AMMAN — “Efficient political socialisation” within the framework of the family and all concerned institutions is a “major tool” for preventing the recruitment of young people to extremist groups, experts agreed on Sunday.

They argued, however, that the younger generation generally lacks sufficient political culture and political awareness, despite technological advancements that have facilitated the access to knowledge.

These ideas, among others, were discussed in a recently published book titled “Theories of political socialisation and political culture”, co-authored by Amin Mashaqbeh, a professor of political science at the University of Jordan (UJ) and a former minister, and Dina Shuqair, a researcher in political science.

In three chapters, the book discusses political socialisation, political culture and political participation.

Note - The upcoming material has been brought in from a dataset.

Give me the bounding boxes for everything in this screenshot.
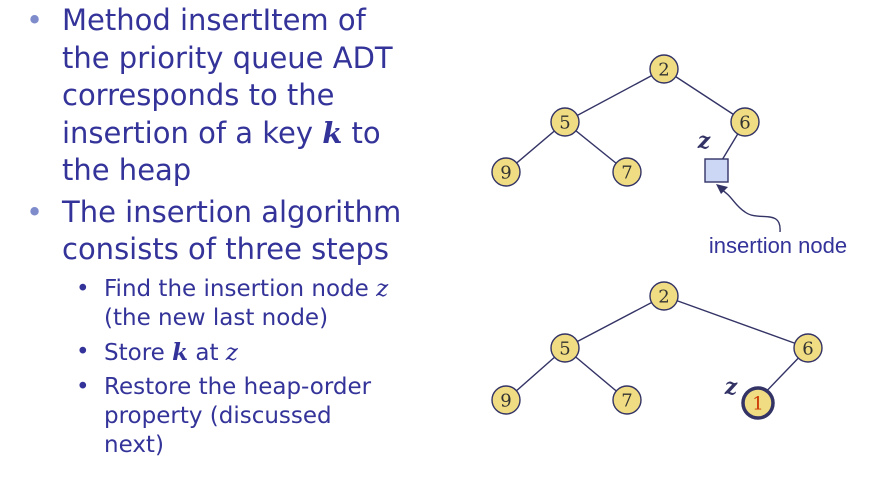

Speaking at a discussion of the book event held at the Arab Thought Forum (ATF) on Monday, Mashaqbeh said political socialisation, a “continuous process” through which an individual obtains their political values, is “intimately connected” to what an individual is exposed to in the household, as well as in educational and religious institutions and through the media.

Meanwhile, he said political parties and civil society organisations need to have a “greater impact” in deepening values of respect, diversity, tolerance, justice and equality among citizens, particularly among younger people, in order to enhance their political awareness.

Political socialisation, the professor continued, requires individuals to learn the political history of their country, as well as the political system and its components, an issue Mashaqbeh thinks is being taught in Jordan in a “superficial” manner.

In addition, he said comprehension of political symbols, for example the components of the flag, and the ability to evaluate the performance of the political system, are two other dimensions of political socialisation.

For her part, Shuqair said the book, which falls into the field of comparative politics, underlines political socialisation as a way to “build a balanced and unified political culture among all segments of the society”, a matter that gives legitimacy and sustainability to political systems.

ATF Secretary General Mohammad Abu Hammour noted that the desired medium and long-term reforms must engage generations that have at least a minimum of political awareness, an issue that he said accelerates reform.

Commenting on the book, Musa Shteiwi, director of the UJ’s Centre for Strategic Studies, argued that political socialisation in the Arab world is affected by a number of factors, including non-state actors, which affect the relationship between the individual and the political system.

Another point he raised was that the performance of political parties is “generally weak”, and so is their ability to take part in political socialisation, adding that some political parties oppose the current political system altogether. 


Jamal Al Shalabi, a professor of political science at the Hashemite University, concluded by saying that citizens of democratic countries do not necessarily have more advanced political cultures.